Os últimos dados do Banco Central (BC) apontam que o total de concessões de recursos direcionados no ano passado ficou em R$ 17,497 bilhões. O número corresponde a uma queda de 13,4% em relação ao observado no ano anterior (R$ 20,219 bilhões) e é 39,6% menor do que o valor observado em 2015 (R$ 28,990 bilhões).

“O crédito direcionado depende de duas coisas: disponibilidade de linhas e a relação oferta e demanda”, explica o economista-chefe da Associação Nacional das Instituições de Crédito, Financiamento e Investimento (Acrefi) Nicola Tingas e pondera que ambas ainda mostram dificuldades.

“A primeira teve uma retração muito forte nos últimos anos impulsionada principalmente pelo BNDES [Banco Nacional de Desenvolvimento Econômico e Social] e a segunda ainda está desproporcional”, afirma.

As concessões do banco de fomento totalizaram R$ 8,432 bilhões no ano passado, valor 11,1% menor do que o registrado em 2016 (R$ 9,492 bilhões) e 49,3% inferior ao observado em 2015 (R$ 16,634 bilhões).

O movimento acontece, inclusive, dentre setores que demonstraram bom desempenho na crise, como o agronegócio. O crédito rural atingiu R$ 7,022 bilhões em 2017, recuo de 0,2% ante os R$ 7,181 bilhões de 2016.

De acordo com a assessora técnica da comissão nacional de política agrícola da Confederação da Agricultura e Pecuária (CNA), Fernanda Schwantes, com os empréstimos da safra 2017/2018 já estabelecidos, a expectativa para o ano agrícola 2018/2019 – que começa em julho – ainda é de dificuldade no acesso ao crédito.

“O que foi disponibilizado pelas instituições financeiras está praticamente estável, mas o montante já não é suficiente para cobrir os custos de produção.

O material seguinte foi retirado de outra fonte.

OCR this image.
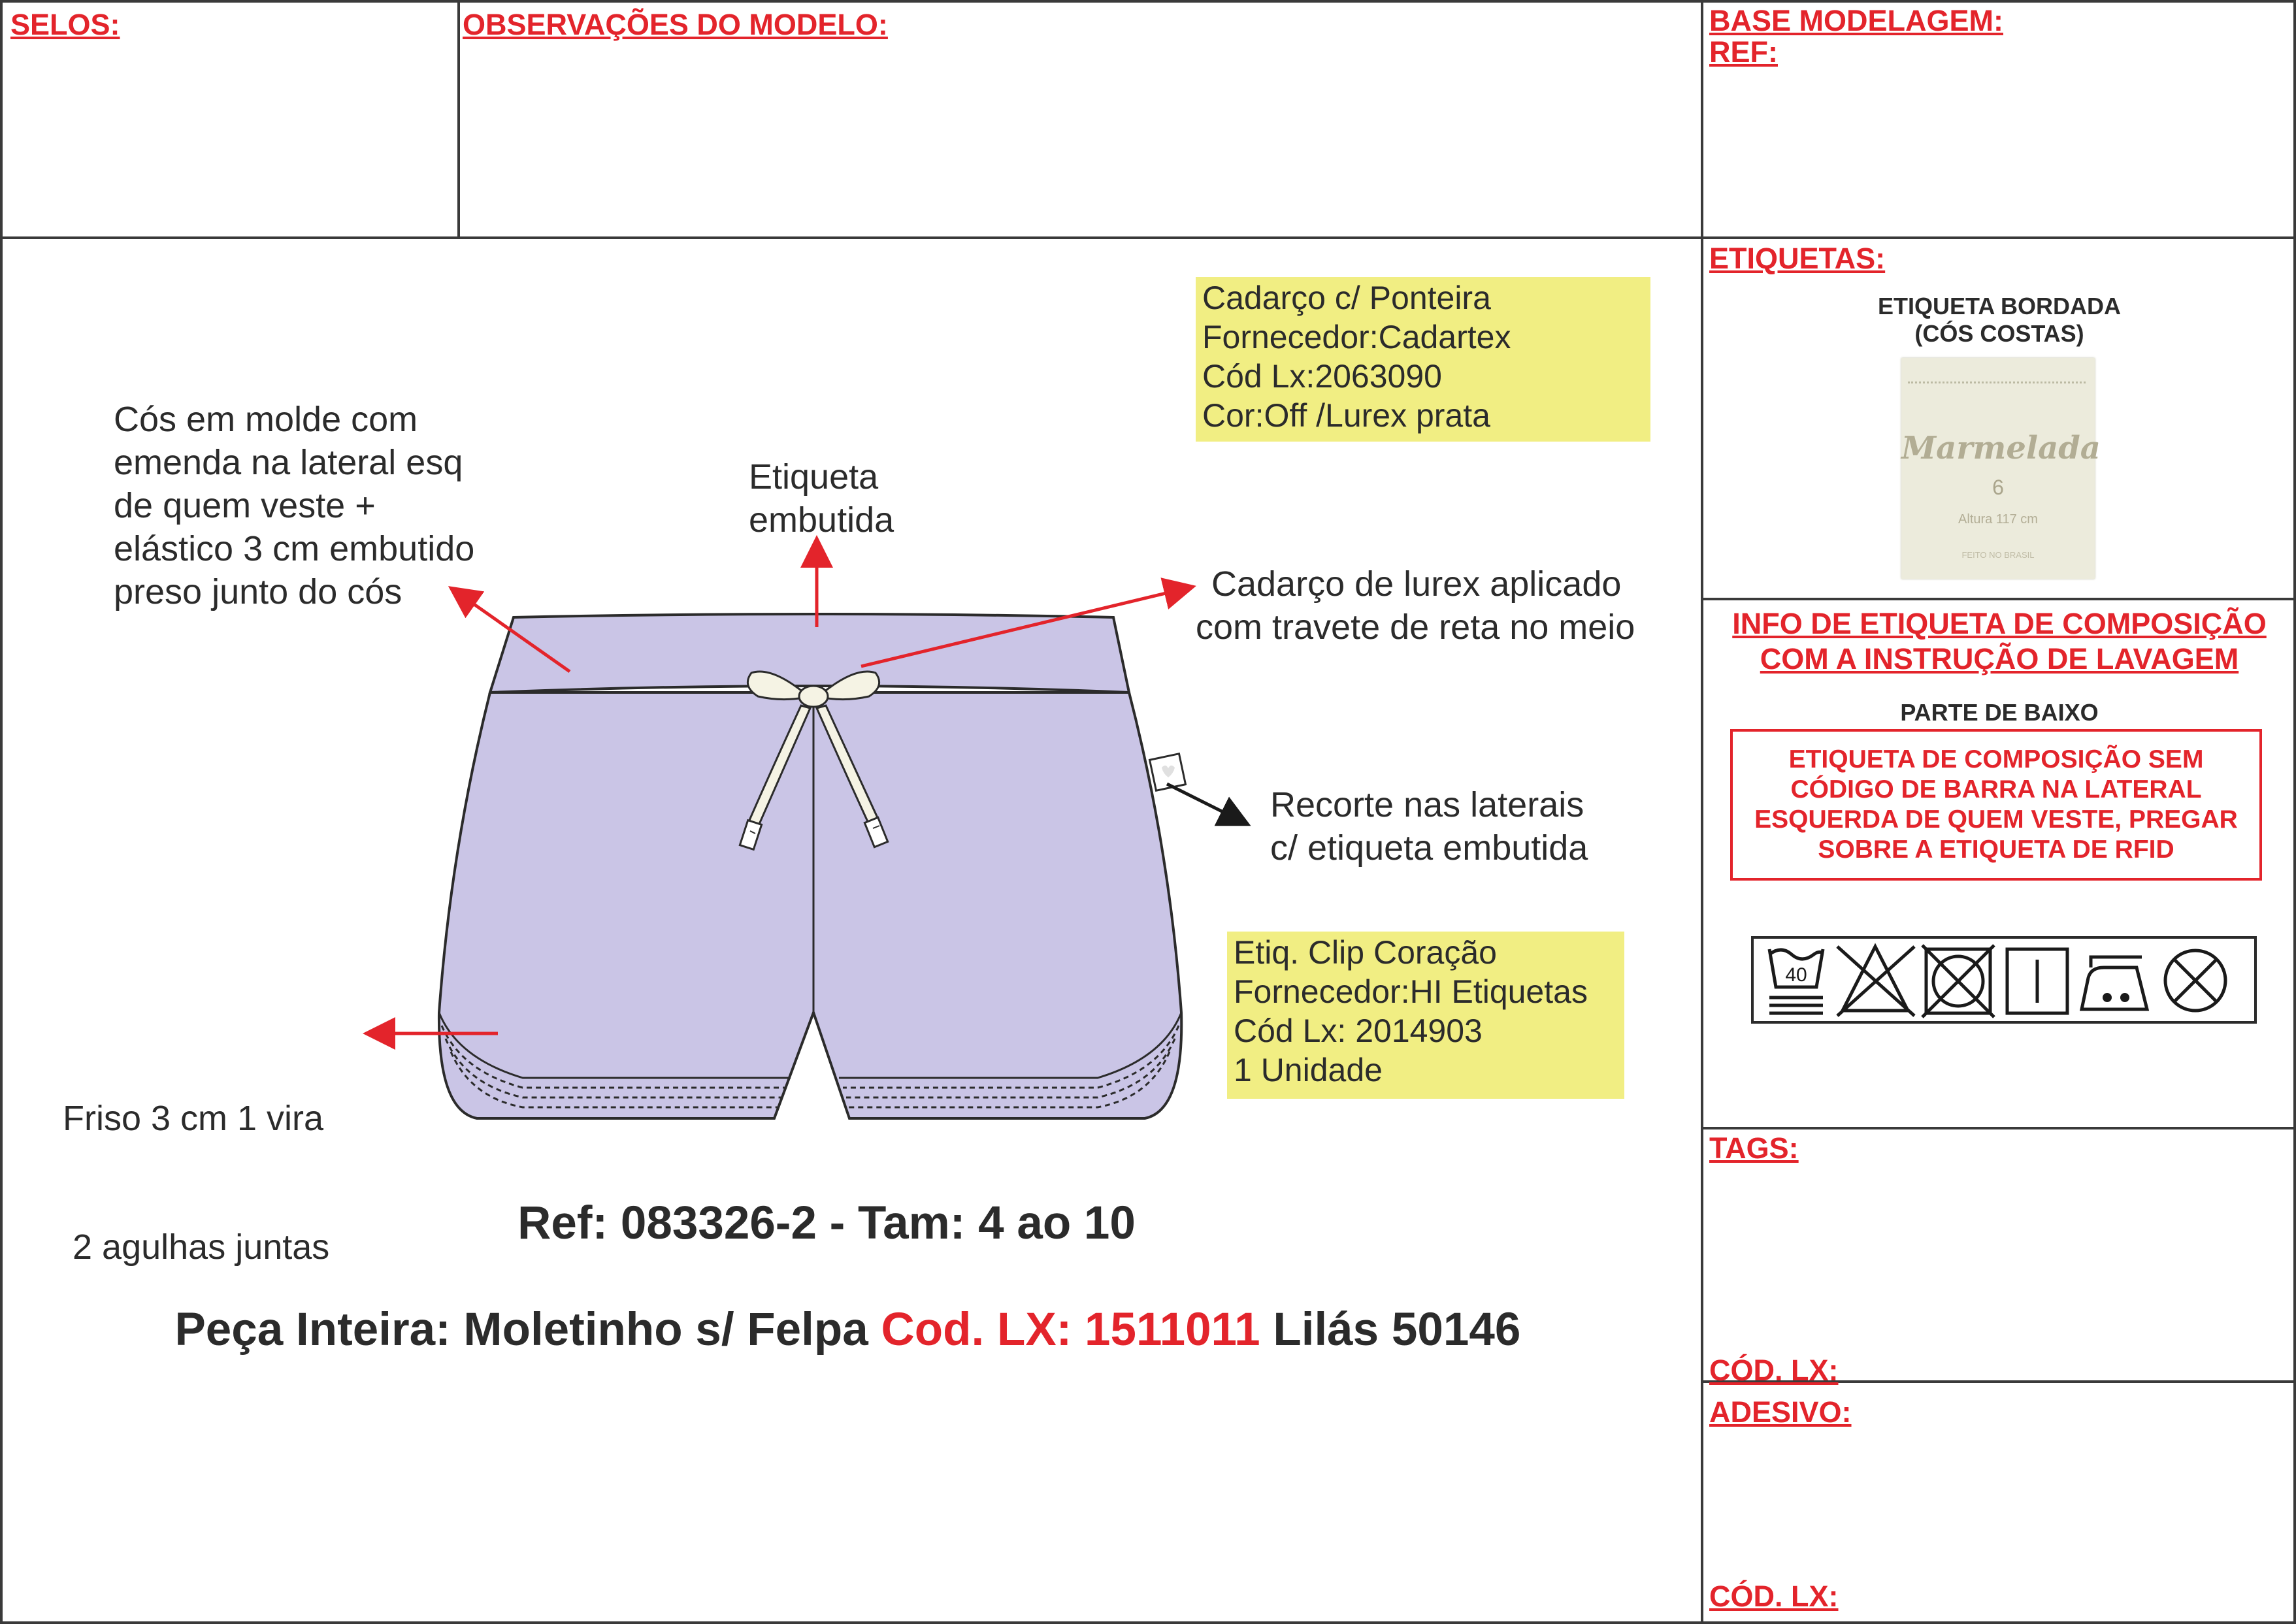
SELOS:	OBSERVAÇÕES DO MODELO:	BASE MODELAGEM:
REF:
ETIQUETAS:
ETIQUETA BORDADA
(CÓS COSTAS)
Marmelada
6
Altura 117 cm
FEITO NO BRASIL
INFO DE ETIQUETA DE COMPOSIÇÃO
COM A INSTRUÇÃO DE LAVAGEM
PARTE DE BAIXO
ETIQUETA DE COMPOSIÇÃO SEM
CÓDIGO DE BARRA NA LATERAL
ESQUERDA DE QUEM VESTE, PREGAR
SOBRE A ETIQUETA DE RFID
40
TAGS:
CÓD. LX:
ADESIVO:
CÓD. LX:
Cós em molde com
emenda na lateral esq
de quem veste +
elástico 3 cm embutido
preso junto do cós
Etiqueta
embutida
Cadarço c/ Ponteira
Fornecedor:Cadartex
Cód Lx:2063090
Cor:Off /Lurex prata
Cadarço de lurex aplicado
com travete de reta no meio
Recorte nas laterais
c/ etiqueta embutida
Etiq. Clip Coração
Fornecedor:HI Etiquetas
Cód Lx: 2014903
1 Unidade

Friso 3 cm 1 vira

2 agulhas juntas	Ref: 083326-2 - Tam: 4 ao 10

Peça Inteira: Moletinho s/ Felpa Cod. LX: 1511011 Lilás 50146
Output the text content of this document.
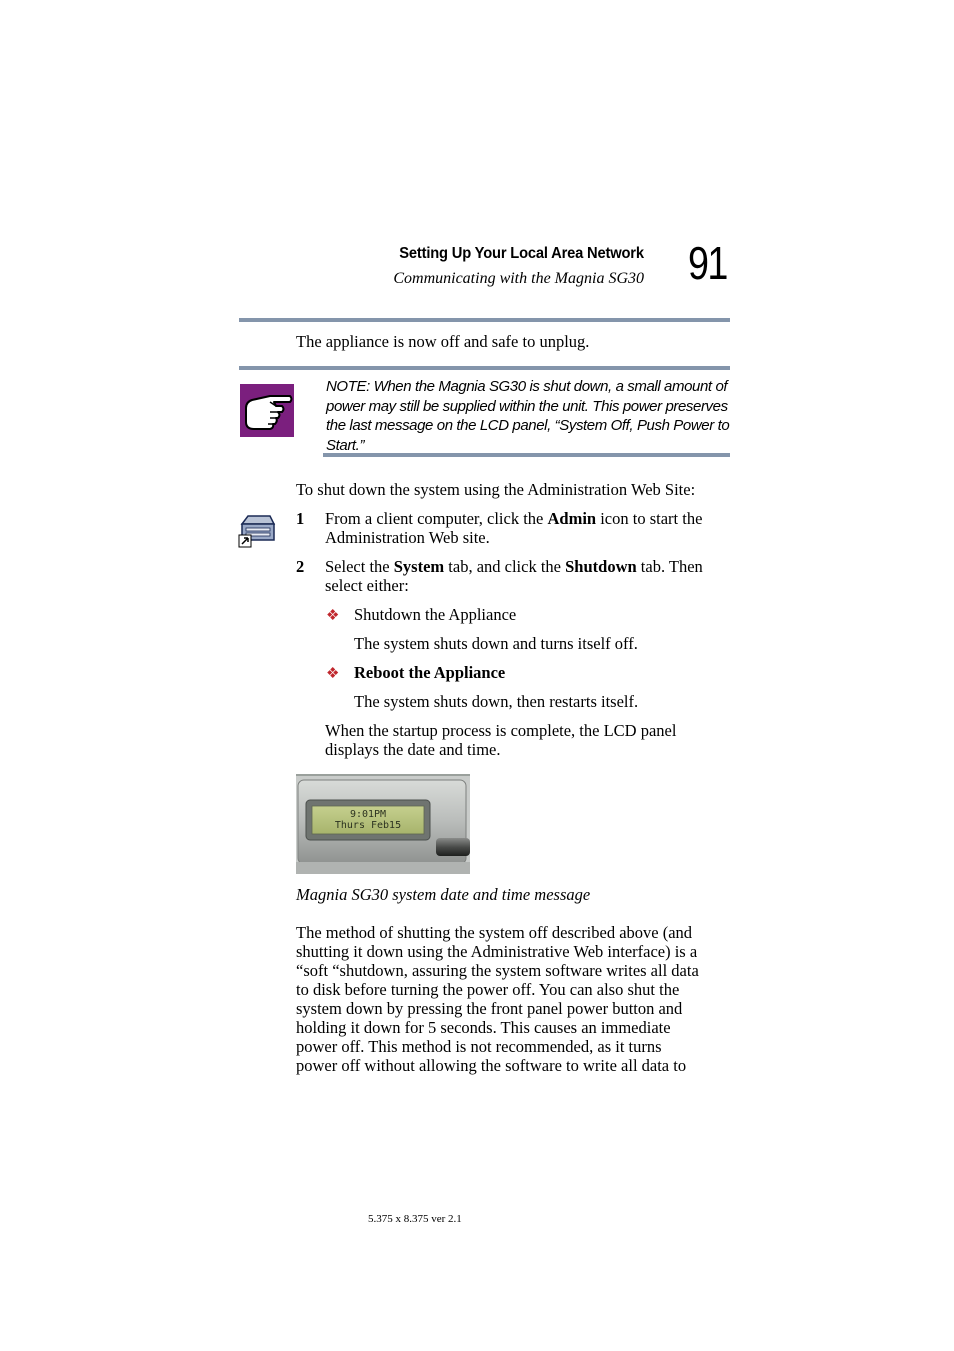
Setting Up Your Local Area Network
Communicating with the Magnia SG30 91
The appliance is now off and safe to unplug.
NOTE: When the Magnia SG30 is shut down, a small amount of power may still be supplied within the unit. This power preserves the last message on the LCD panel, “System Off, Push Power to Start.”
To shut down the system using the Administration Web Site:
1 From a client computer, click the Admin icon to start the Administration Web site.
2 Select the System tab, and click the Shutdown tab. Then select either:
❖ Shutdown the Appliance
The system shuts down and turns itself off.
❖ Reboot the Appliance
The system shuts down, then restarts itself.
When the startup process is complete, the LCD panel displays the date and time.
9:01PM
Thurs Feb15
Magnia SG30 system date and time message
The method of shutting the system off described above (and
shutting it down using the Administrative Web interface) is a
“soft “shutdown, assuring the system software writes all data
to disk before turning the power off. You can also shut the
system down by pressing the front panel power button and
holding it down for 5 seconds. This causes an immediate
power off. This method is not recommended, as it turns
power off without allowing the software to write all data to
5.375 x 8.375 ver 2.1
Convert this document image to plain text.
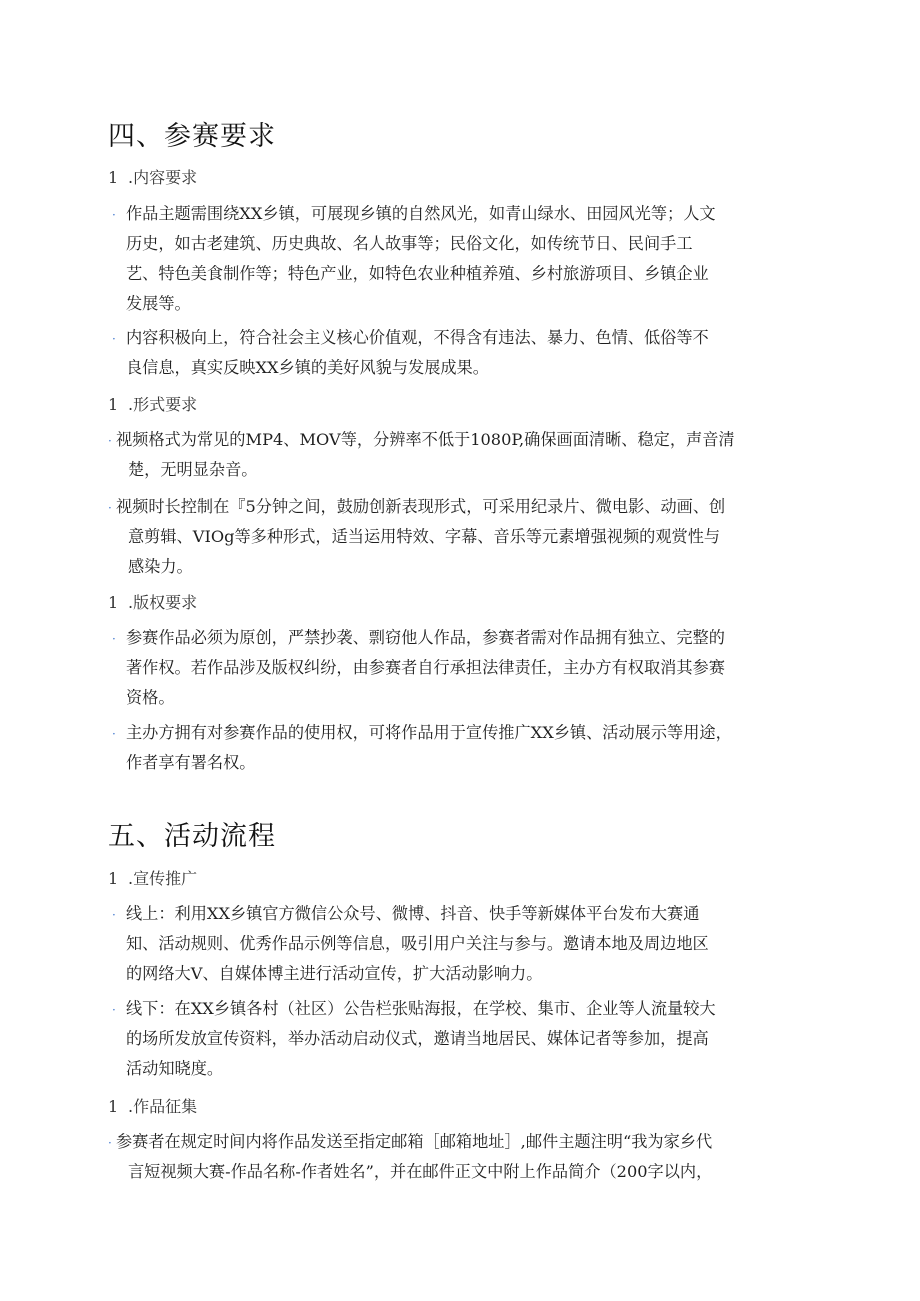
四、参赛要求
1 .内容要求
· 作品主题需围绕XX乡镇，可展现乡镇的自然风光，如青山绿水、田园风光等；人文
历史，如古老建筑、历史典故、名人故事等；民俗文化，如传统节日、民间手工
艺、特色美食制作等；特色产业，如特色农业种植养殖、乡村旅游项目、乡镇企业
发展等。
· 内容积极向上，符合社会主义核心价值观，不得含有违法、暴力、色情、低俗等不
良信息，真实反映XX乡镇的美好风貌与发展成果。
1 .形式要求
· 视频格式为常见的MP4、MOV等，分辨率不低于1080P,确保画面清晰、稳定，声音清
楚，无明显杂音。
· 视频时长控制在『5分钟之间，鼓励创新表现形式，可采用纪录片、微电影、动画、创
意剪辑、VIOg等多种形式，适当运用特效、字幕、音乐等元素增强视频的观赏性与
感染力。
1 .版权要求
· 参赛作品必须为原创，严禁抄袭、剽窃他人作品，参赛者需对作品拥有独立、完整的
著作权。若作品涉及版权纠纷，由参赛者自行承担法律责任，主办方有权取消其参赛
资格。
· 主办方拥有对参赛作品的使用权，可将作品用于宣传推广XX乡镇、活动展示等用途，
作者享有署名权。
五、活动流程
1 .宣传推广
· 线上：利用XX乡镇官方微信公众号、微博、抖音、快手等新媒体平台发布大赛通
知、活动规则、优秀作品示例等信息，吸引用户关注与参与。邀请本地及周边地区
的网络大V、自媒体博主进行活动宣传，扩大活动影响力。
· 线下：在XX乡镇各村（社区）公告栏张贴海报，在学校、集市、企业等人流量较大
的场所发放宣传资料，举办活动启动仪式，邀请当地居民、媒体记者等参加，提高
活动知晓度。
1 .作品征集
· 参赛者在规定时间内将作品发送至指定邮箱［邮箱地址］,邮件主题注明“我为家乡代
言短视频大赛-作品名称-作者姓名”，并在邮件正文中附上作品简介（200字以内，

Isso ainda é uma tendência para este ano”, avalia a executiva.

Em comércio e serviços, por sua vez, a falta de linhas específicas somadas à menor exposição dos bancos no segmento corporativo também deve ter impactos negativos, principalmente para micro e pequenas empresas.

Para o assessor econômico da Federação do Comércio do Estado de São Paulo (FecomercioSP) Fabio Pina, mesmo que a recuperação da atividade econômica traga riscos menores de inadimplência e possíveis reduções de juros, o endividamento nos pequenos negócios ainda é grande.

“A demanda é sempre maior do que a oferta e a dificuldade em gerir dívidas dessas companhias atrapalha a capacidade de apresentar garantias. Veremos, sim, um desempenho melhor do crédito em 2018, mas para as empresas de pequeno porte, as condições, mesmo melhores, ainda serão ruins”, comenta Pina.

Com a melhora do consumo e o baixo patamar da taxa básica de juros (Selic), porém, ele calcula que maiores demandas devem vir de segmentos específicos, como o setor imobiliário e o de bens duráveis, no próprio varejo.

Segundo o BC, os financiamentos para imóveis registraram queda de 23,3%, saindo de R$ 1,264 bilhão em 2016 para R$ 969 milhões em 2017.

Já a modalidade “outros”, que abrange operações não passíveis de classificação pela autoridade monetária – e que corresponde pelas demais demandas de recursos direcionados – caiu 62% na mesma relação, de R$ 2,282 bilhões para R$ 1,073 bilhão.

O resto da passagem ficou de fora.